So many people who have contacted me since I started writing with their own stories. These are stories of old wounds, vulnerability and reopened scars and the memories that haunt us at night. They usually start with a disclaimer “it doesn’t compare to what has happened to you” or “I wasn’t as far as you were.”

These disclaimers make me think that at some point our society decided that we need to rank measures of loss. That for some reason some hurt was worth more than another hurt. We try to minimize our hurt and be a martyr. I’ve learned that to rank a loss is just cruel. The worst thing that could happen did and that’s all that matters. The weight of your loss is not transferrable and not measurable. If it’s heavy for you it should be acknowledged and that’s really all that matters.

I want to thank the many people who have opened up and shared stories of their scars. They are all special and unique and part of what bind us together. We all have struggles and are all trying to persevere.

There is enough suffering to go around and it can be overwhelming. We don’t need to put comparisons or disclaimers on our emotions.

Some of best advice in those darkest first months was to try to talk to myself like I was talking to my best friend. She let me acknowledge I was in the trenches and to remind myself to be kind while I was trying to fight a war with myself.

If your waiting for a permission slip to feel complicated things all at once here it goes. Remember your allowed to be happy about good things while your sad about good things. Your allowed to be proud of every mountain you have climbed. You are not obligated to justify your feelings. Especially feelings of grief. You are not obligated to minimize your loss.

We are all here to bear witness to one another. To lend a hand when we see someone slipping. I hope that you know this is not a competition of who has it worse. No one really wants to win that competition.
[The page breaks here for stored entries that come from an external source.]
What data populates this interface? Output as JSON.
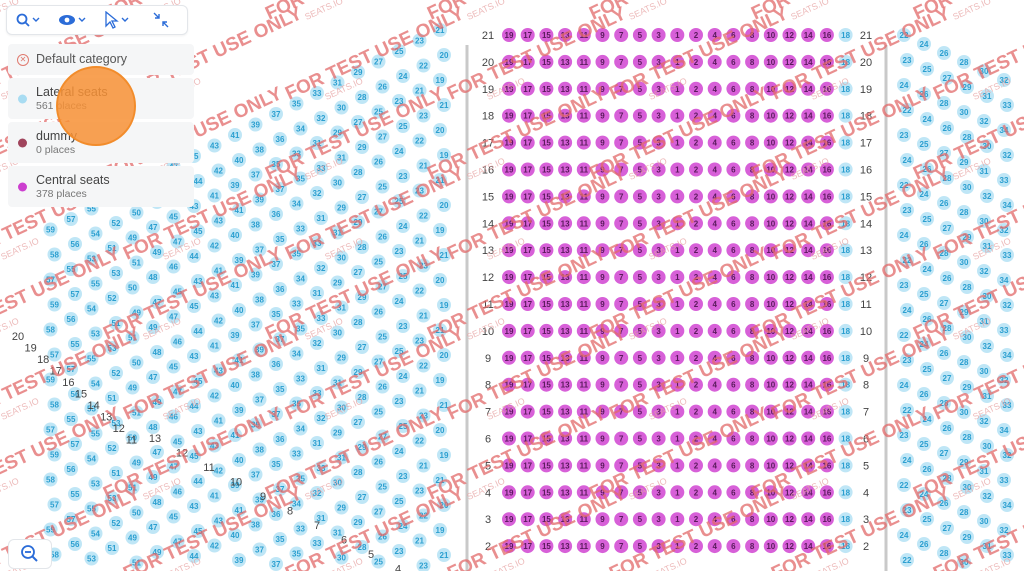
{
  "toolbar": {
    "tools": [
      {
        "name": "search-tool",
        "icon": "magnifier-icon"
      },
      {
        "name": "view-tool",
        "icon": "eye-icon"
      },
      {
        "name": "select-tool",
        "icon": "pointer-icon"
      },
      {
        "name": "collapse-tool",
        "icon": "collapse-arrows-icon"
      }
    ]
  },
  "legend": {
    "default_category": "Default category",
    "categories": [
      {
        "label": "Lateral seats",
        "count": "561 places",
        "color": "#a8dcf2"
      },
      {
        "label": "dummy",
        "count": "0 places",
        "color": "#a0445c"
      },
      {
        "label": "Central seats",
        "count": "378 places",
        "color": "#cc3fcf"
      }
    ]
  },
  "watermark": {
    "main": "FOR TEST USE ONLY",
    "sub": "SEATS.IO"
  },
  "center_rows": [
    "21",
    "20",
    "19",
    "18",
    "17",
    "16",
    "15",
    "14",
    "13",
    "12",
    "11",
    "10",
    "9",
    "8",
    "7",
    "6",
    "5",
    "4",
    "3",
    "2"
  ],
  "center_seats": [
    "19",
    "17",
    "15",
    "13",
    "11",
    "9",
    "7",
    "5",
    "3",
    "1",
    "2",
    "4",
    "6",
    "8",
    "10",
    "12",
    "14",
    "16",
    "18"
  ],
  "left_row_labels": [
    "20",
    "19",
    "18",
    "17",
    "16",
    "15",
    "14",
    "13",
    "12",
    "11",
    "10",
    "9",
    "8",
    "7",
    "6",
    "5",
    "4"
  ],
  "colors": {
    "central": "#d760d8",
    "lateral": "#bfe6f6",
    "lateral_text": "#2b9fd0",
    "row_label": "#444444",
    "watermark": "#e26a6a"
  }
}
Remember to be to yourself. To talk to yourself as if you were your own best friend and not the guilt tripping enemy you maybe listening to in your head. I’ve found that grief is a complication of emotions of sadness mixed with happy mixed with another sadness about feeling happy. Remember your not crazy, it’s just grief. And anyone who thinks grief is a smooth transition of checkmarks is probably living in some crazy sub-universe!